Глаза больного зажглись от какого-то внутреннего огня. Лицо его оживилось и утратило болезненное выражение.
– Не смущайся, – сказал он. – Ты поднимешь этот крест и понесешь его во славу Божию. Мой час близок, и мнится мне, что мрак грядущего раздвинулся передо мной. Я вижу твой путь, усеянный терниями, и вижу твой конец. Ты сподобишься умереть, как и я, за веру, замученный от рук идолопоклонников.
Голос Лукьяна стал тверд и звучен. В лице и во всей фигуре было что-то торжественное и пророческое.
Павел упал на колени, и Лукьян положил ему на голову руку, которая на этот раз была так же тверда, как и его голос.
Это было торжественное посвящение, которое молодой штундист принимал с умилением и радостью.
– А теперь прощай! – сказал Лукьян. – Оставь меня одного. Я хочу помолиться за себя и за всех.
Он обвел глазами толпу, теснившуюся у его постели.
Павел поцеловал его руку и встал. В палате произошло неописанное волнение. Одни бросились целовать руку Лукьяна. Другие прикасались к его постели. Третьи обнимали Павла.
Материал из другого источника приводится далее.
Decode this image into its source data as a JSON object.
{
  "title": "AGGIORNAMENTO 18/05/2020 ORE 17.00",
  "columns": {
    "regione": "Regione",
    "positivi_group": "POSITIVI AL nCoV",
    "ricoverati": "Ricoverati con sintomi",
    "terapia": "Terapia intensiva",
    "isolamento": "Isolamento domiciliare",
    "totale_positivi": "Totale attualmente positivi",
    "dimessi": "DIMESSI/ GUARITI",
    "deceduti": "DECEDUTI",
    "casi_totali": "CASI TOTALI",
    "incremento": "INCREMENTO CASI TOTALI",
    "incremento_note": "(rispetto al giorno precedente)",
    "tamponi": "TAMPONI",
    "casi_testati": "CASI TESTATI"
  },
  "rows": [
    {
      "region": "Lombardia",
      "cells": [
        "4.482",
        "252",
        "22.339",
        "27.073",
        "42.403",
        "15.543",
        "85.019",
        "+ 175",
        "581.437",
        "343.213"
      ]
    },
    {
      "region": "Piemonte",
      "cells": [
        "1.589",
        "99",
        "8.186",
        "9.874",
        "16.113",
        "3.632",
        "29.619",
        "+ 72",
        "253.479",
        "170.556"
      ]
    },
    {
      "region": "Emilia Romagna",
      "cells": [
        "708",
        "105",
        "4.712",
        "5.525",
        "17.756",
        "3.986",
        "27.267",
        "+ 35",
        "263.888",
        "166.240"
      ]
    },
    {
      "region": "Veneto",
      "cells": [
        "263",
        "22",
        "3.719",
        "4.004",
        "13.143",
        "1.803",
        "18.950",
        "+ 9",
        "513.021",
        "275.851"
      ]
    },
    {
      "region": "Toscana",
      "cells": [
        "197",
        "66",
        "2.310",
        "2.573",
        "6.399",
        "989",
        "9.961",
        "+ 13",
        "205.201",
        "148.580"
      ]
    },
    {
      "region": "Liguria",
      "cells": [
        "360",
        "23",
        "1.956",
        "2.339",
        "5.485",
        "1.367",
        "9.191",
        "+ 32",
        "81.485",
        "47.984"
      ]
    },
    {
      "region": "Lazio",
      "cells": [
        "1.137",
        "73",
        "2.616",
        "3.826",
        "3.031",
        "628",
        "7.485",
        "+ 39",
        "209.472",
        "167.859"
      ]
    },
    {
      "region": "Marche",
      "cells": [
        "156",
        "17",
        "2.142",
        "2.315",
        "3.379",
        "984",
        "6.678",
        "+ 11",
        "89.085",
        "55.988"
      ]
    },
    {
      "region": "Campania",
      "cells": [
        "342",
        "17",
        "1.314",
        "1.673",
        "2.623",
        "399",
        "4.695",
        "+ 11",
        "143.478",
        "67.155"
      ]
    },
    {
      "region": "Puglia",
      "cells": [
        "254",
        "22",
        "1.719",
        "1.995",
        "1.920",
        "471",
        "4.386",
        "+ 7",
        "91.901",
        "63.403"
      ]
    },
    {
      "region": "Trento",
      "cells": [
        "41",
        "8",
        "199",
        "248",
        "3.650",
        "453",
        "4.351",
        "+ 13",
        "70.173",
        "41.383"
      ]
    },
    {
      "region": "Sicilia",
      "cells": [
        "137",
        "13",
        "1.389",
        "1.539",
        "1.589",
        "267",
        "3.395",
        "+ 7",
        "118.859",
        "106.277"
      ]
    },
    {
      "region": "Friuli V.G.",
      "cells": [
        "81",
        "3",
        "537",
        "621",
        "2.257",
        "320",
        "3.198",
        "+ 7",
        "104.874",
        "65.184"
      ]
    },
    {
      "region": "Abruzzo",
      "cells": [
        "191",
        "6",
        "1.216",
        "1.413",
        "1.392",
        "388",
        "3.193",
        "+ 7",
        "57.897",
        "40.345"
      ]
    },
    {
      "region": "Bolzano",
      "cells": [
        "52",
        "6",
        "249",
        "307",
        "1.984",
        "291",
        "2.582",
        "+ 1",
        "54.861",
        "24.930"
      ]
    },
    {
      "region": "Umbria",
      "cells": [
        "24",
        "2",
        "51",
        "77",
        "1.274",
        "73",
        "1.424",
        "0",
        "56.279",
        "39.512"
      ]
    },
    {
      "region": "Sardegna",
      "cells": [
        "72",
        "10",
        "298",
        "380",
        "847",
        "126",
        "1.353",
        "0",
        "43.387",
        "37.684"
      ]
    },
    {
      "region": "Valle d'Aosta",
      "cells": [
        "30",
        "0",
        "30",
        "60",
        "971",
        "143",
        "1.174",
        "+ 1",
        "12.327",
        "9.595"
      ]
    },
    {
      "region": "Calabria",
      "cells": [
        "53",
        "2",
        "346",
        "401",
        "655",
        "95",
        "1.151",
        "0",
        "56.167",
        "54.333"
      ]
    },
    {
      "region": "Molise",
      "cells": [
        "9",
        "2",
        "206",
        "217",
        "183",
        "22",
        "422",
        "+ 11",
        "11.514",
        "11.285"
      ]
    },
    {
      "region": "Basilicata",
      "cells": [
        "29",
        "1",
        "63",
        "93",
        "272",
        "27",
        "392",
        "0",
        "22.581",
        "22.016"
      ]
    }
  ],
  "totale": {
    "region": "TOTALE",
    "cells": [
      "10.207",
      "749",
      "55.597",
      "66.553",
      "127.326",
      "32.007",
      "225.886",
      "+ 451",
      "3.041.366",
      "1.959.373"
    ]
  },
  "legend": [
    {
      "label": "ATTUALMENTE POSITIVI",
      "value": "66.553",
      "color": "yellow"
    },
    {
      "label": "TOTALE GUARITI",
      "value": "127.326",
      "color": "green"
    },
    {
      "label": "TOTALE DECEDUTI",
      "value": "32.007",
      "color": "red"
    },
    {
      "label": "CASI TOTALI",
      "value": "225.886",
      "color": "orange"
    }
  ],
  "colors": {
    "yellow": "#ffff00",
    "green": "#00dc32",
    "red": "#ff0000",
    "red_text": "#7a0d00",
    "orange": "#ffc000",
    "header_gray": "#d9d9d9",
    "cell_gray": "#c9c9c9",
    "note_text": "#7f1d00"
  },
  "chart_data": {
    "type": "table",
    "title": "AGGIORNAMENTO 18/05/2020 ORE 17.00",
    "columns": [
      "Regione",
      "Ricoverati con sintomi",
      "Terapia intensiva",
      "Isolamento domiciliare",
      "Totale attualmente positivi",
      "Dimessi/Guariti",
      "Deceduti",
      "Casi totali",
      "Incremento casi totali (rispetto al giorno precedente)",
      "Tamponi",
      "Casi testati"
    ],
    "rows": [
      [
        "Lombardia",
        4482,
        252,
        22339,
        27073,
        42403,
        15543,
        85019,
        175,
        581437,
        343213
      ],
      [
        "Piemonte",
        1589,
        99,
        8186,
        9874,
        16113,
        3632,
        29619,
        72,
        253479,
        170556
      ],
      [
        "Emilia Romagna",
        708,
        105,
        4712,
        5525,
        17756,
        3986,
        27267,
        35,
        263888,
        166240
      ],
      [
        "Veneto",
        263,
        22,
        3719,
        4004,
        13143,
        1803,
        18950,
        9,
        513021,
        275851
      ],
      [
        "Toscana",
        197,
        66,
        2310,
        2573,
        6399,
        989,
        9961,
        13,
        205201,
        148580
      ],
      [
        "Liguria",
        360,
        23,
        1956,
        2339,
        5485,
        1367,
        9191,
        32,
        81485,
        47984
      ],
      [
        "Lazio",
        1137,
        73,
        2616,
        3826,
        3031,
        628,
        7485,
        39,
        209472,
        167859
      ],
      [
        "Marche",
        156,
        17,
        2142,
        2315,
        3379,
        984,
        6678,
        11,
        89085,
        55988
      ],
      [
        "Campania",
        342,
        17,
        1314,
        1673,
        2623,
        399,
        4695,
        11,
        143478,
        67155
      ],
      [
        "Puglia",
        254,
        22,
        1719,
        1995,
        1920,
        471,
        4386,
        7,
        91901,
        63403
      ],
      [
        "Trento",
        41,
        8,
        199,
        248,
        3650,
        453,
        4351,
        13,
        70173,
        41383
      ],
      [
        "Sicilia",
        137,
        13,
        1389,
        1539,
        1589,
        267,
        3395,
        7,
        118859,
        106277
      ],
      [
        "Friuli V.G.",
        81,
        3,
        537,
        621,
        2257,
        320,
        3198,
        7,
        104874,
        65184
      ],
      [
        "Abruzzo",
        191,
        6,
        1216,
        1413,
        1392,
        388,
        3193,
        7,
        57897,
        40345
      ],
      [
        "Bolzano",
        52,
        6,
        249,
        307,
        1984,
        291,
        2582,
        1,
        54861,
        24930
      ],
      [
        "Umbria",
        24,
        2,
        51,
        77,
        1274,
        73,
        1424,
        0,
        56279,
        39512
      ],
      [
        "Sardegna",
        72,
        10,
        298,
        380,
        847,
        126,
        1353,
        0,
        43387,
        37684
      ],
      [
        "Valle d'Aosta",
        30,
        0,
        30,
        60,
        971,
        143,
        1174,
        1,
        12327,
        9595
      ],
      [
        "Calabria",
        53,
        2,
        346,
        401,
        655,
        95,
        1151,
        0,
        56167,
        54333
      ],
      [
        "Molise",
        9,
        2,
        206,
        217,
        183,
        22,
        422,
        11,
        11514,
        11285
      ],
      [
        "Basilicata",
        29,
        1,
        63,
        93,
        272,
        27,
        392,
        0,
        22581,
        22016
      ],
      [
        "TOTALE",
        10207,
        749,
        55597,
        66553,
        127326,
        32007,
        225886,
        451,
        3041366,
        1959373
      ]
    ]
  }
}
Валериан стоял в стороне и с грустью смотрел на эту сцену. Он был тоже потрясен, но иначе: эта сцена казалась ему взрывом дикого фанатизма, бессмысленной тратой духовной энергии, которая могла бы пойти на что-нибудь лучшее.
Со вздохом он ушел из комнаты.
В ту же ночь Лукьяна не стало.
Павел зашел на другой день в больницу, но ему сказали, что Лукьян уже в мертвецкой.
Фельдшер согласился проводить его к телу. Там он лежал на голом сосновом столе, рядом с каким-то другим трупом, и миром и вечным спокойствием веяло от его холодного чела.
Его похоронили в ту же ночь, тайком, так как молва о нем уже начала распространяться по городу, и начальство как духовное, так и светское, не желало дать повода его единоверцам и любопытным собраться на похороны.